Dispatches: Securing Borders or Saving Lives?
by Judith Sunderland
It was a shipwreck in Mediterranean waters so ghastly that even a Europe inured to the drowning of migrants and asylum seekers was compelled to act. Two months ago, a boat sank off the coast of Lampedusa, taking the lives of 366 people and put dangerous boat migration squarely on the European Union’s (EU) agenda.
But the response is disappointing. Today, the European Commission published the report and policy proposals of Task Force Mediterranean, created after that disaster. While the report stresses respect for international human rights, it is more focused on securing borders than on saving lives.
There is little new or meaningful to ensure that migrants and asylum seekers risking the dangerous sea crossing will be quickly rescued and disembarked in a safe EU port.
The report makes much of Eurosur, the new border surveillance system inaugurated two days ago. Eurosur is a platform for information exchange with the primary goal of detecting and preventing irregular migration. More information about overcrowded migrant boats in the Mediterranean will help save lives only if all member states are held to clear, binding guidelines about who must respond to situations of real or potential distress emphasizing that the paramount duty is to rescue rather than enforce sea borders. But that hasn’t happened yet.
As of spring 2014, the report states, the EU’s border agency Frontex should be in a position to ensure border surveillance in the Mediterranean from Cyprus to Spain. But member states still cannot agree on proposed new Frontex regulations that, while far from perfect, would clarify the agency’s role in search and rescue operations, broaden the definition of distress, and establish binding rules about where rescued migrants should be taken.
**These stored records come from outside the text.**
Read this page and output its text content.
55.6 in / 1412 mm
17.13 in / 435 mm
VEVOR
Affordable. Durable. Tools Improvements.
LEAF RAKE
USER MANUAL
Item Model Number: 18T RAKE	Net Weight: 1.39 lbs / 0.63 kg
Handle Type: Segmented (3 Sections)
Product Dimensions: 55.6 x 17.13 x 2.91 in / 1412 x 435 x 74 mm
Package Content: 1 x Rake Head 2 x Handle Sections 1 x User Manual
The report contains some positive forward-looking proposals, including increasing refugee resettlement in EU countries, creating avenues for “protected entry” into the EU for asylum seekers, and opening more channels for legal migration. In the long-term, these are the kinds of measures that can help avoid people taking the dangerous sea journeys. Let’s hope the EU has the political will to adopt and implement them. In the short-term, though, it has to do much more to helpthose who make the crossing reach safe, dry land.